More complex deals require approval by the Federal Reserve Board and can take nine to 12 months or even longer, while simpler deals can be approved under delegated authority by the applicable regional Federal Reserve Bank and close in about 70 to 90 days, Stein added.

Recent history suggests that no matter which party controls the White House, large deals can close quickly when distressed companies are involved. Wells Fargo & Co.'s approximately $15 billion deal for Wachovia Corp. closed in 89 days in 2008 at the height of the credit crisis and tail end of Bush's second term, which had a median of 170 days to completion for $500 million-plus bank deals. The approximately $1 billion reverse merger between Banc of California Inc. and PacWest Bancorp — a bank caught in the crosshairs of last year's liquidity crunch — closed in just 128 days in 2023 during the Biden administration, which has had a median of 292 days to completion for $500 million-plus bank deals.

Presidential powers

Politics have the most significant impact on large or unique deals, said Joseph Silvia, partner at Duane Morris LLP, who advises financial institutions on M&A. Silvia was speaking about bank deals in general, not a specific transaction.

It is different for "the plain vanilla everyday community bank, regional bank types of deals. They don't really get politicized, and so it has less to do with the administration and much more so the economic cycle," Silvia said in an interview.

Silvia noted that what regulators review does not differ by president.

"At the end of the day, the statutory factors and the review and the supervisory functions — they don't change based on who's in the White House," Silvia added.
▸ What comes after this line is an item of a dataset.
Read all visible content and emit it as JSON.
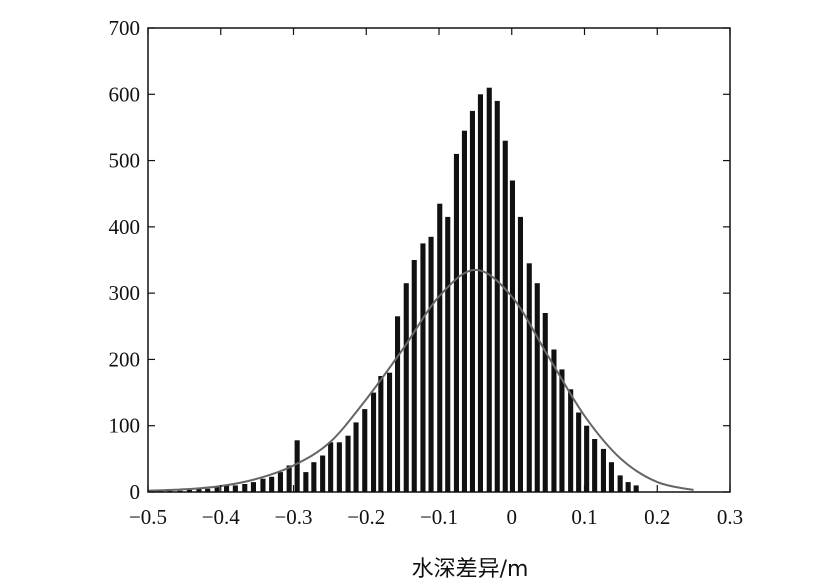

With inflation cooling, interest rates coming down and the pandemic in the rearview mirror, it's possible bank M&A would have picked up even if Biden won a second term in office. Advisers and bankers expect that economic factors impacting deals are improving and will continue to do so.

"I think most people in the industry are hopeful that with a little bit better valuations in bank stocks ... the Fed cutting rates so that some banks should have an easing in their [accumulated other comprehensive income] issues, and credit rate marks and interest rate marks, and a little bit just more consistency or stability in the market that we'll see deal numbers rise in 2025," Hunton Andrews Kurth's McNulty said. "People can make deals in bad times, and people can make deals in good times. It's the uncertain times where it's the most difficult to try to get a deal done."